Dr. Eastman is understood to be heartbroken about the loss of his position and the harm done to his reputation. He poured his heart and soul into Chapman University’s law school after becoming a faculty member in 1999, a mere four years after its founding. He also served as dean of the law school from 2007 to 2010, boosting it up into the top 100 throughout the entire United States. Dr. Eastman touted this accomplishment in a statement of his own, saying that the law school’s ranking moved “from 163rd to 93rd in that short three-year period between 2007 and 2010.” Unfortunately it has since slipped to 111th, according to U.S. News & World Report rankings.

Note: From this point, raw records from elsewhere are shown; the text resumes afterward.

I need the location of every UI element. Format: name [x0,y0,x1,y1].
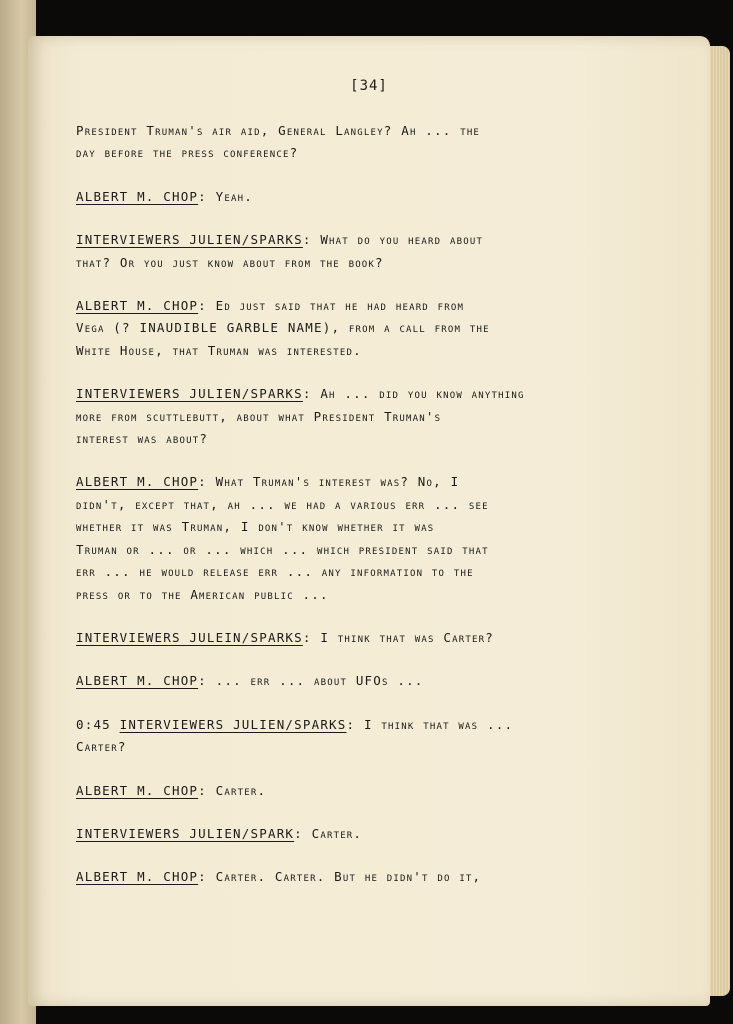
transcript-line [76,584,586,606]
transcript-line [76,252,586,274]
timestamp: 0:45 [76,716,120,732]
transcript-line [76,780,586,802]
line-text: : Yeah. [198,188,253,204]
line-text: : I think that was ... [346,716,514,732]
line-text: whether it was Truman, I don't know whether it was [76,519,435,535]
line-text: : ... err ... about UFOs ... [198,673,424,689]
line-text: that? Or you just know about from the book? [76,254,384,270]
transcript-line [76,539,586,561]
transcript-line [76,866,586,888]
transcript-line [76,516,586,538]
line-text: : I think that was Carter? [302,629,494,645]
transcript-line [76,471,586,493]
speaker-name: ALBERT M. CHOP [76,869,199,885]
line-text: Truman or ... or ... which ... which president said that [76,541,489,557]
transcript-line [76,186,586,208]
line-text: White House, that Truman was interested. [76,342,362,358]
transcript-line [76,494,586,516]
transcript-paragraph [76,229,586,274]
line-text: : Ed just said that he had heard from [198,298,465,314]
transcript-line [76,383,586,405]
transcript-paragraph [76,120,586,165]
line-text: : Carter. [294,825,363,841]
transcript-line [76,823,586,845]
transcript-line [76,340,586,362]
transcript-line [76,736,586,758]
transcript-paragraph [76,866,586,888]
transcript-paragraph [76,295,586,362]
transcript-body [76,120,586,910]
transcript-paragraph [76,383,586,450]
speaker-name: ALBERT M. CHOP [76,673,199,689]
transcript-line [76,229,586,251]
transcript-paragraph [76,780,586,802]
line-text: day before the press conference? [76,145,299,161]
transcript-paragraph [76,670,586,692]
speaker-name: ALBERT M. CHOP [76,188,199,204]
speaker-name: INTERVIEWERS JULIEN/SPARKS [119,716,347,732]
speaker-name: INTERVIEWERS JULIEN/SPARKS [76,386,303,402]
transcript-line [76,406,586,428]
transcript-paragraph [76,186,586,208]
line-text: : What Truman's interest was? No, I [198,474,460,490]
transcript-line [76,561,586,583]
line-text: : What do you heard about [302,232,484,248]
line-text: err ... he would release err ... any information to the [76,564,474,580]
transcript-paragraph [76,627,586,649]
line-text: President Truman's air aid, General Langley? Ah ... the [76,123,481,138]
transcript-line [76,120,586,142]
transcript-paragraph [76,714,586,759]
transcript-line [76,317,586,339]
line-text: Carter? [76,739,127,755]
speaker-name: INTERVIEWERS JULEIN/SPARKS [76,629,303,645]
line-text: : Ah ... did you know anything [302,386,525,402]
transcript-line [76,670,586,692]
speaker-name: ALBERT M. CHOP [76,782,199,798]
line-text: Vega (? INAUDIBLE GARBLE NAME), from a call from the [76,320,490,336]
line-text: didn't, except that, ah ... we had a various err ... see [76,496,489,512]
transcript-paragraph [76,471,586,605]
transcript-line [76,295,586,317]
line-text: : Carter. [198,782,267,798]
line-text: : Carter. Carter. But he didn't do it, [198,869,482,885]
page-number: [34] [350,78,388,94]
transcript-line [76,428,586,450]
transcript-page [28,36,710,1006]
line-text: more from scuttlebutt, about what President Truman's [76,408,442,424]
transcript-paragraph [76,823,586,845]
line-text: press or to the American public ... [76,586,329,602]
speaker-name: ALBERT M. CHOP [76,298,199,314]
line-text: interest was about? [76,431,209,447]
speaker-name: ALBERT M. CHOP [76,474,199,490]
transcript-line [76,714,586,736]
speaker-name: INTERVIEWERS JULIEN/SPARKS [76,232,303,248]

Although courteously acknowledging President Struppa’s initial defense of him and of academic freedom in general, Dr. Eastman said that he could not “extend such praise to some of my ‘colleagues’ on the campus or to the few members of the Board of Trustees who have published false, defamatory statements about me without even the courtesy of contacting me beforehand to discuss.” He singled out the political science department in particular for their “numerous false statements of fact and law in their diatribe against me.”
“Had they bothered to discuss the matter with me, they could have learned that every statement I have made is backed up with documentary and/or expert evidence, and solidly grounded in law,” Eastman wrote.
Unsurprisingly, Eastman’s participation in Chapman University’s annual Law Review Symposium was recently canceled. His statement on the matter reads in part:
“Some have speculated that I withdrew from the conference of my own accord. That is false. I have been prohibited from participating by the university, in what is the latest manifestation of its capitulation to “cancel culture.” The university has done a disservice not only to me, but to the students on the Chapman Law Review who have worked so hard to bring to fruition what was an ideologically balanced conference on an important and current topic of constitutional law. Those students deserved better, as did I.”
This sad situation is indicative of a troubling trend, namely the serious decline of education and academic freedom in the United States, even at supposedly Christian universities like Chapman. Higher education plays a crucial role in developing and solidifying the worldviews of young adults, and when higher education rots, so does our society.